“Thai” Chicken Burgers with Coconut Rice Pilaf

Today was one of those perfect fall days. The air was crisp, the sky was a clear, true blue and there was only a whisper of a breeze. My husband and I took a long walk, meandering through streets and neighborhoods that we normally never go through. It is a favorite past-time of ours and we love to walk until just before the point of exhaustion. We arrived home and I still was happy to make dinner. Tonight I made slightly spicy “Thai” chicken burgers, a green salad and then I had to decide what to do for a side. As Frances said in an earlier post, the sides are what can take something that you make all of the time and send it to a new level. I decided to concoct some coconut rice pilaf. I always have coconut milk on hand because if you are cooking a meal for people who keep Kosher or are vegan, it’s a wonderful substitute for dairy. And I buy Basmati rice in 10 pound bags because we love it that much. Everyone has their own pantry staples and mine always include a nice variety of nuts and dried fruits, so I knew that I had the makings for a delicious pilaf without having to go to the store. I also keep some kind of chutney on hand and this time I had Major Grey Mango Chutney which was a nice accent to the burgers.
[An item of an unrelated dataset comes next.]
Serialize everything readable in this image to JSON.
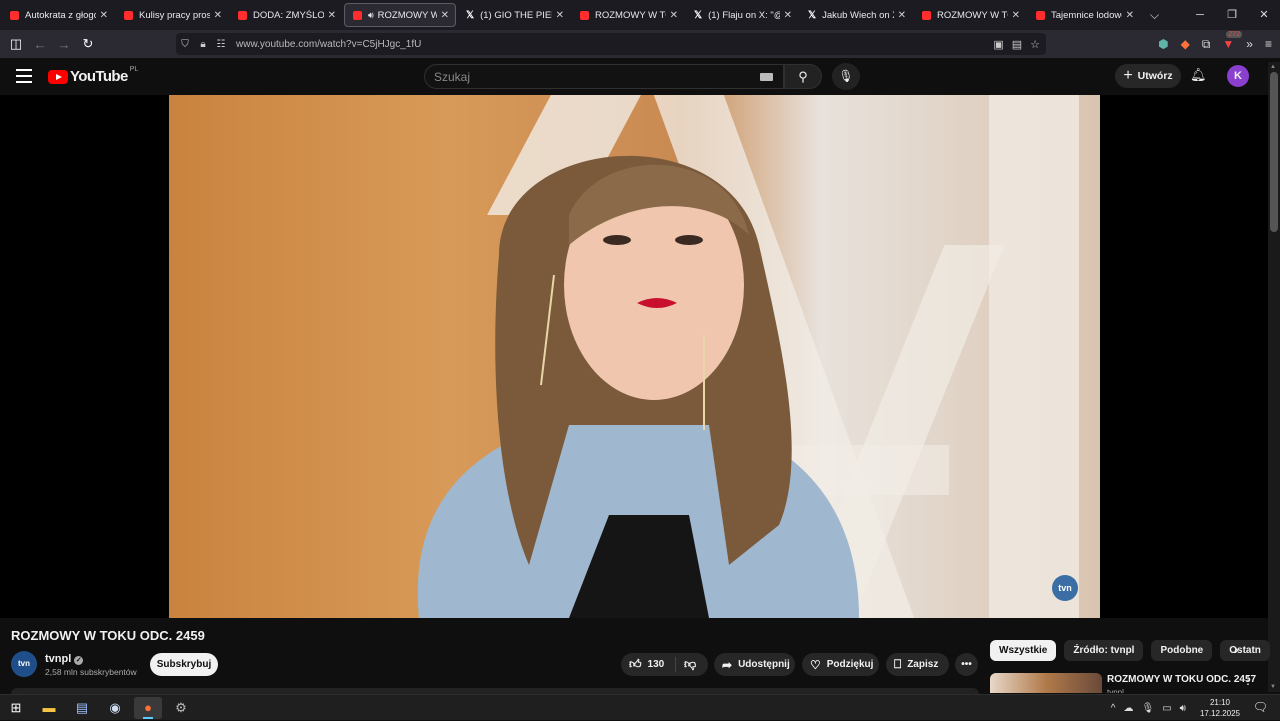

Thai chicken burger and coconut rice

“Thai” Chicken Burgers adapted from Gwyneth Paltrow

Yield 3-4 servings


1 pound ground chicken, white or dark meat

1 teaspoon finely minced garlic

1 bunch finely chopped cilantro

2 shallots, finely minced

1 teaspoon red pepper paste (I used Harissa, but you could use red bean paste with chili or Korean red pepper paste)

2 teaspoons Asian fish sauce

1/2 teaspoon Kosher salt

1/2 teaspoon freshly cracked ground black pepper

2 Tablespoons of a neutral oil (I used Grapeseed, but canola or safflower oil would be fine)


  1. Using your hands (I know, I know, but you just have to!) thoroughly mix everything except for the oil together. Wetting your hands in cold water, form either 3 patties or 4 patties about 1 inch thick. I made 3, but if you are a very small eater or being good about your diet, by all means make 4.
  2. Heat a grill pan or cast iron skillet over medium heat and then add the oil.When the oil sizzles if you drop a tiny amount of water in the pan, add the burgers. This will spatter so understand ahead of time that you will have to wipe your stove top when you are finished. Get over it.
  3. This part is going to depend a bit on the size of your burger. I made 3 burgers out of 1 pound of chicken and cooked them for 6 minutes on the first side and 8 minutes, covered on the second side. My burgers were pretty thick so they were wonderfully juicy, but fully cooked when I finished. Do allow your burgers to sit in the pan with the heat turned off for 5 minutes before serving them. This will allow the burgers to absorb back all of the juices that otherwise would run right out the second you cut into them. You do not want to undercook chicken. If the burger looks nicely browned and seems firm to the touch, it’s probably done.

Coconut Rice Pilaf

Yield: 6 servings


1 cup Basmati Rice (Texmati rice will do if you can’t easily find Basmati rice. I buy mine from Amazon…)

1 shallot, finely chopped

1/2 cup dried currants or Sultana raisins

1/4 cup of blanched slivered almonds

1 stick of cinnamon bark

1 15.3 ounce can of full-fat coconut milk

2 Tablespoons butter or margarine

1/4 teaspoon turmeric

1/4 teaspoon ground cardamom

1/4 cup clover honey or other light colored honey

zest of one orange

Vanilla Soy milk, almond milk or regular milk


  1. In a small skillet melt the butter and saute the chopped shallot and currants or raisins until the shallots are softened.
  2. Add the turmeric, cardamom, orange zest and honey and mix through. Set aside.
  3. In a medium pot with a tight-fitting lid, add the coconut milk and enough of the other milk to make 2 generous cups. Add the cinnamon bark.
  4. Bring the milk to a boil and add in the rice and give it a stir. Cover the pot and reduce the heat to low so that the liquid simmers. Cook for 14 minutes. Turn off the heat.
  5. Warm the currant mixture just until the honey is liquified and then pour it into the cooked rice and gently mix it through. Let the rice sit for a few mionutes to finish absorbing the liquid.